Image courtesy of GoodReads

The Facts:

Published December 2011; 274 pages; #1 in the Everness series.

The Basics:

Everett Singh is the son of the theoretical physicist who first proved the existence of parallel universes, and was then kidnapped by power hungry criminals from another plane. Everett finds himself in control of the key to inter-universe transport. Desperate to save his father, he plunges into the plenisphere and into an amazing adventure.

Book Talk:

Everett Singh has always been able to think in multiple planes, to see patterns other people miss. When his father – theoretical physicist Tejendra Singh – is grabbed before his very eyes and spirited away to E4 (we live in E10), Everett is left to sort out the mystery of the Infundibulum—the map of all the parallel earths, discovered and refined by Tejendra.

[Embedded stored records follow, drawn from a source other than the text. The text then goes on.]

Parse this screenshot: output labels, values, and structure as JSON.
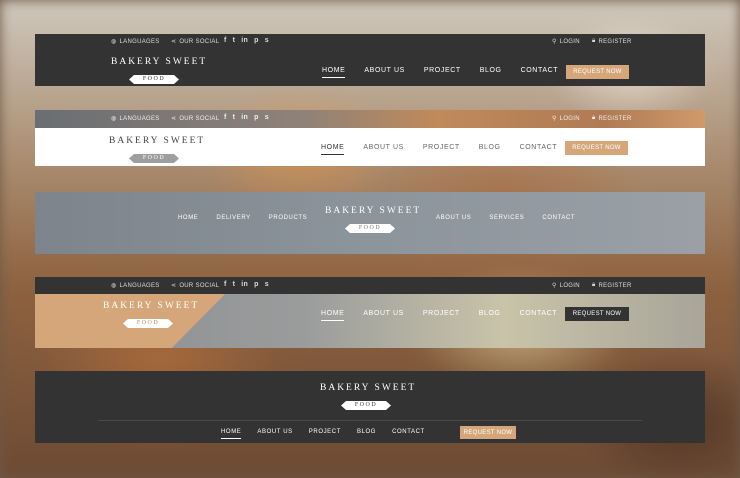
{
  "common": {
    "brand_line1": "BAKERY SWEET",
    "brand_line2": "FOOD",
    "languages": "LANGUAGES",
    "our_social": "OUR SOCIAL",
    "login": "LOGIN",
    "register": "REGISTER",
    "request_now": "REQUEST NOW",
    "social_icons": [
      "f",
      "t",
      "in",
      "p",
      "s"
    ]
  },
  "nav": [
    "HOME",
    "ABOUT US",
    "PROJECT",
    "BLOG",
    "CONTACT"
  ],
  "nav_split_left": [
    "HOME",
    "DELIVERY",
    "PRODUCTS"
  ],
  "nav_split_right": [
    "ABOUT US",
    "SERVICES",
    "CONTACT"
  ],
  "colors": {
    "dark": "#333333",
    "accent": "#d5a679",
    "white": "#ffffff",
    "grey_pill": "#9e9e9e",
    "blue_grey": "#8c949c"
  },
  "icons": {
    "globe": "globe-icon",
    "share": "share-icon",
    "search": "search-icon",
    "lock": "lock-icon"
  }
}
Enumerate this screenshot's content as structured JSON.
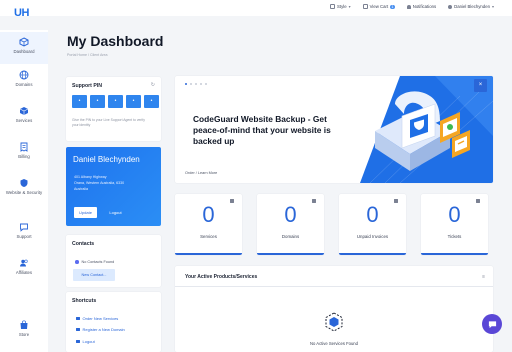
{
  "app": {
    "logo": "UH"
  },
  "topbar": {
    "style_label": "Style",
    "cart_label": "View Cart",
    "cart_count": "1",
    "notifications_label": "Notifications",
    "user_label": "Daniel Blechynden"
  },
  "sidebar": {
    "items": [
      {
        "label": "Dashboard",
        "icon": "dashboard-icon",
        "active": true
      },
      {
        "label": "Domains",
        "icon": "globe-icon"
      },
      {
        "label": "Services",
        "icon": "cube-icon"
      },
      {
        "label": "Billing",
        "icon": "receipt-icon"
      },
      {
        "label": "Website & Security",
        "icon": "shield-icon"
      },
      {
        "label": "Support",
        "icon": "chat-icon"
      },
      {
        "label": "Affiliates",
        "icon": "users-icon"
      },
      {
        "label": "Store",
        "icon": "store-icon"
      }
    ]
  },
  "page": {
    "title": "My Dashboard",
    "breadcrumb": "Portal Home / Client Area"
  },
  "support_pin": {
    "title": "Support PIN",
    "digits": [
      "•",
      "•",
      "•",
      "•",
      "•",
      "•"
    ],
    "help": "Give the PIN to your Live Support Agent to verify your identity"
  },
  "user_card": {
    "name": "Daniel Blechynden",
    "address_lines": [
      "401 Albany Highway",
      "Orana, Western Australia, 6330",
      "Australia"
    ],
    "update_label": "Update",
    "logout_label": "Logout"
  },
  "contacts": {
    "title": "Contacts",
    "empty": "No Contacts Found",
    "new_label": "New Contact..."
  },
  "shortcuts": {
    "title": "Shortcuts",
    "items": [
      "Order New Services",
      "Register a New Domain",
      "Logout"
    ]
  },
  "banner": {
    "title": "CodeGuard Website Backup - Get peace-of-mind that your website is backed up",
    "link": "Order / Learn More",
    "close": "×"
  },
  "stats": [
    {
      "value": "0",
      "label": "Services"
    },
    {
      "value": "0",
      "label": "Domains"
    },
    {
      "value": "0",
      "label": "Unpaid Invoices"
    },
    {
      "value": "0",
      "label": "Tickets"
    }
  ],
  "products": {
    "title": "Your Active Products/Services",
    "empty": "No Active Services Found"
  },
  "colors": {
    "accent": "#2a66d8",
    "chat": "#5a47d6"
  }
}
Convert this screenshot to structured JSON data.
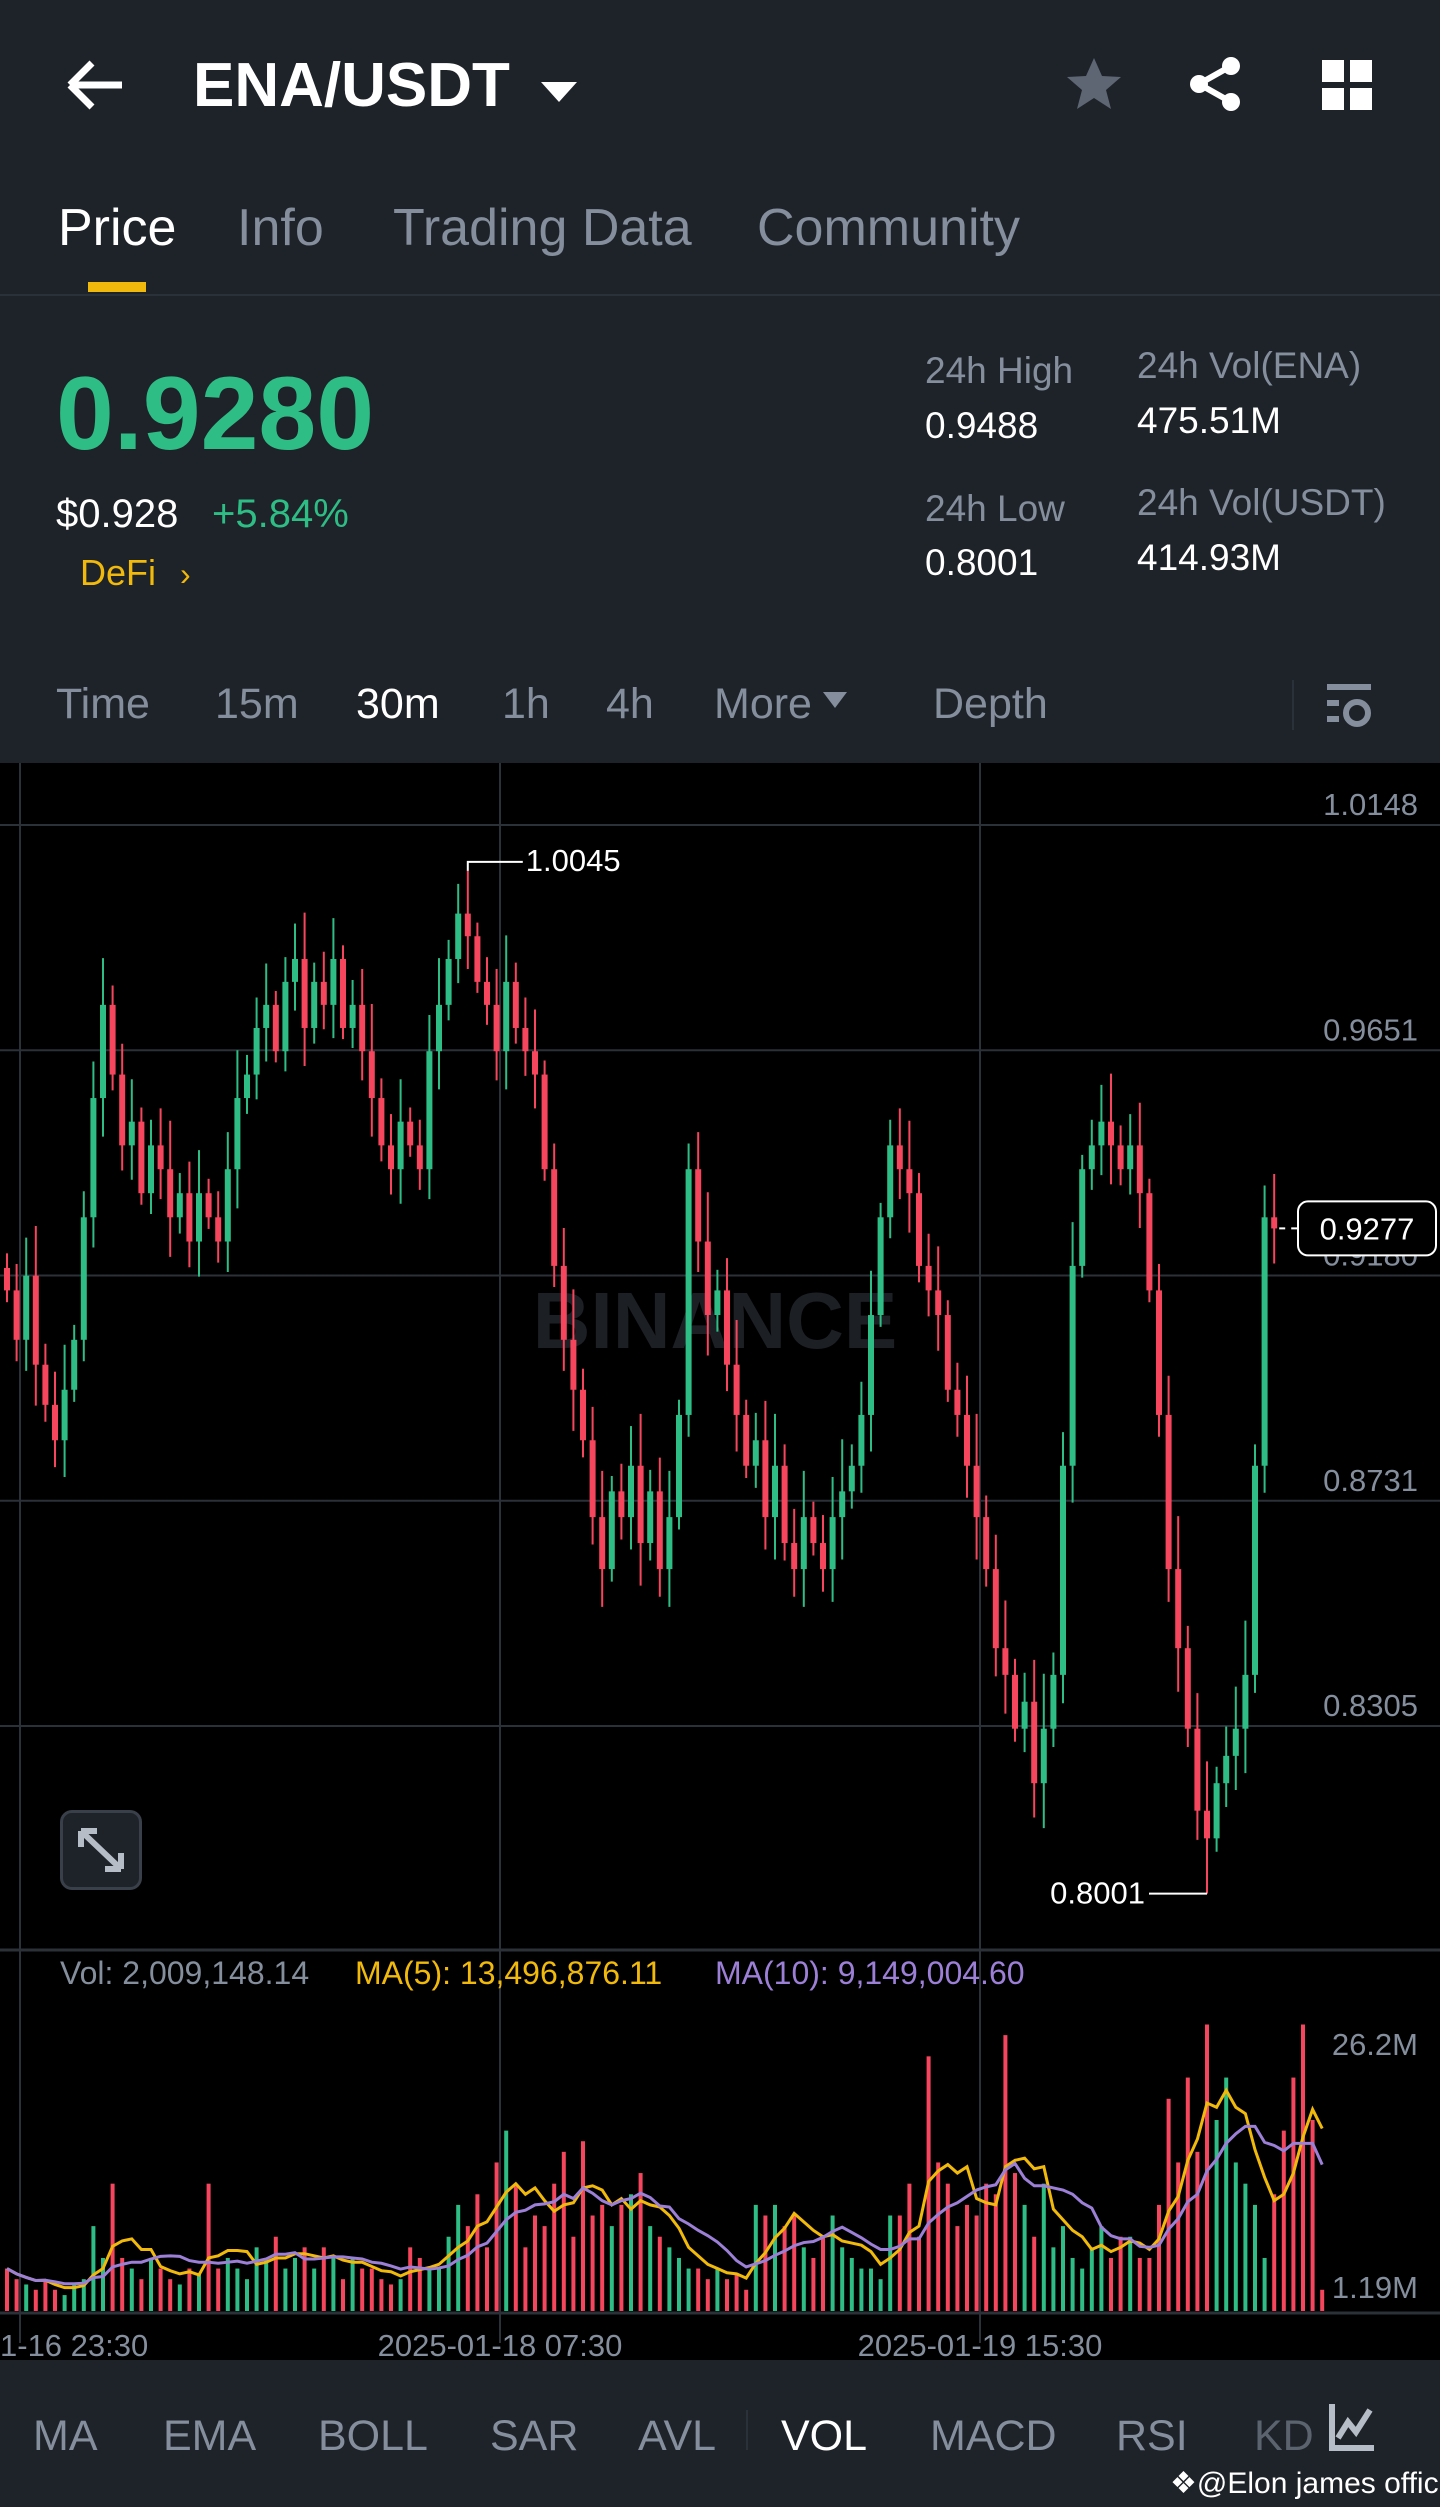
{
  "header": {
    "title": "ENA/USDT",
    "back": "arrow-left-icon",
    "icons": [
      "star-icon",
      "share-icon",
      "grid-icon"
    ]
  },
  "tabs": [
    "Price",
    "Info",
    "Trading Data",
    "Community"
  ],
  "ticker": {
    "price": "0.9280",
    "usd": "$0.928",
    "change": "+5.84%",
    "sector": "DeFi",
    "stats": [
      {
        "label": "24h High",
        "value": "0.9488"
      },
      {
        "label": "24h Vol(ENA)",
        "value": "475.51M"
      },
      {
        "label": "24h Low",
        "value": "0.8001"
      },
      {
        "label": "24h Vol(USDT)",
        "value": "414.93M"
      }
    ]
  },
  "intervals": [
    "Time",
    "15m",
    "30m",
    "1h",
    "4h",
    "More",
    "Depth"
  ],
  "active_interval": "30m",
  "indicators": [
    "MA",
    "EMA",
    "BOLL",
    "SAR",
    "AVL",
    "VOL",
    "MACD",
    "RSI",
    "KD"
  ],
  "watermark": "BINANCE",
  "credit": "@Elon james official",
  "colors": {
    "up": "#2ebd85",
    "down": "#f6465d",
    "accent": "#f0b90b",
    "ma5": "#f0b90b",
    "ma10": "#9c7fd6"
  },
  "chart_data": {
    "type": "candlestick",
    "price_axis": [
      "1.0148",
      "0.9651",
      "0.9180",
      "0.8731",
      "0.8305"
    ],
    "price_range": [
      0.8305,
      1.0148
    ],
    "scale": "log",
    "high_label": "1.0045",
    "low_label": "0.8001",
    "last_price": "0.9277",
    "x_labels": [
      "1-16 23:30",
      "2025-01-18 07:30",
      "2025-01-19 15:30"
    ],
    "closes": [
      0.915,
      0.905,
      0.918,
      0.9,
      0.892,
      0.885,
      0.895,
      0.905,
      0.93,
      0.955,
      0.975,
      0.96,
      0.945,
      0.95,
      0.935,
      0.945,
      0.94,
      0.93,
      0.935,
      0.925,
      0.935,
      0.93,
      0.925,
      0.94,
      0.955,
      0.96,
      0.97,
      0.975,
      0.965,
      0.98,
      0.985,
      0.97,
      0.98,
      0.975,
      0.985,
      0.97,
      0.975,
      0.965,
      0.955,
      0.945,
      0.94,
      0.95,
      0.945,
      0.94,
      0.965,
      0.975,
      0.985,
      0.995,
      0.99,
      0.98,
      0.975,
      0.965,
      0.98,
      0.97,
      0.965,
      0.96,
      0.94,
      0.92,
      0.905,
      0.895,
      0.885,
      0.87,
      0.86,
      0.875,
      0.87,
      0.88,
      0.865,
      0.875,
      0.86,
      0.87,
      0.89,
      0.94,
      0.925,
      0.91,
      0.915,
      0.9,
      0.89,
      0.88,
      0.885,
      0.87,
      0.88,
      0.865,
      0.86,
      0.87,
      0.865,
      0.86,
      0.87,
      0.875,
      0.88,
      0.89,
      0.91,
      0.93,
      0.945,
      0.94,
      0.935,
      0.92,
      0.915,
      0.91,
      0.895,
      0.89,
      0.88,
      0.87,
      0.86,
      0.845,
      0.84,
      0.83,
      0.835,
      0.82,
      0.83,
      0.84,
      0.88,
      0.92,
      0.94,
      0.945,
      0.95,
      0.945,
      0.94,
      0.945,
      0.935,
      0.915,
      0.89,
      0.86,
      0.845,
      0.83,
      0.815,
      0.81,
      0.82,
      0.825,
      0.83,
      0.84,
      0.88,
      0.93,
      0.9277
    ],
    "volume": {
      "legend": {
        "vol": "Vol: 2,009,148.14",
        "ma5": "MA(5): 13,496,876.11",
        "ma10": "MA(10): 9,149,004.60"
      },
      "axis": [
        "26.2M",
        "1.19M"
      ],
      "values_m": [
        4,
        3,
        2.5,
        2,
        3,
        2,
        1.5,
        2.5,
        3,
        8,
        5,
        12,
        5,
        4,
        3,
        5,
        4,
        3,
        2.5,
        4,
        3.5,
        12,
        4,
        5,
        4,
        3,
        6,
        5,
        7,
        4,
        5,
        6,
        4,
        6,
        5,
        3,
        5,
        4,
        4,
        3,
        2.5,
        3,
        6,
        5,
        4,
        4,
        7,
        10,
        8,
        11,
        6,
        14,
        17,
        12,
        6,
        9,
        8,
        12,
        15,
        7,
        16,
        9,
        10,
        8,
        10,
        11,
        13,
        8,
        7,
        6,
        5,
        4,
        4,
        3,
        4,
        3,
        3.5,
        2,
        10,
        9,
        10,
        8,
        9,
        6,
        5,
        7,
        9,
        6,
        5,
        4,
        4,
        3,
        9,
        9,
        12,
        7,
        24,
        14,
        12,
        8,
        10,
        9,
        12,
        11,
        26,
        13,
        10,
        7,
        12,
        6,
        8,
        5,
        4,
        6,
        8,
        5,
        7,
        7,
        5,
        5,
        10,
        20,
        14,
        22,
        15,
        27,
        18,
        22,
        14,
        12,
        10,
        5,
        11,
        17,
        22,
        27,
        18,
        2
      ]
    }
  }
}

On an inter-universal quest to save his father, Everett allies himself with Sen Sixsmyth, an airship pilot from the lofty and slightly sub-class Airish culture of E4 London. The agile pair take on evil-doers of every description, digging ever deeper into the mysteries of the plenisphere.

Random Thought:

I feel like the cover of this book does it a disservice. The image is a little cheesy, but the story is a top-notch, well-told adventure that would be highly entertaining to readers of many ages and both genders.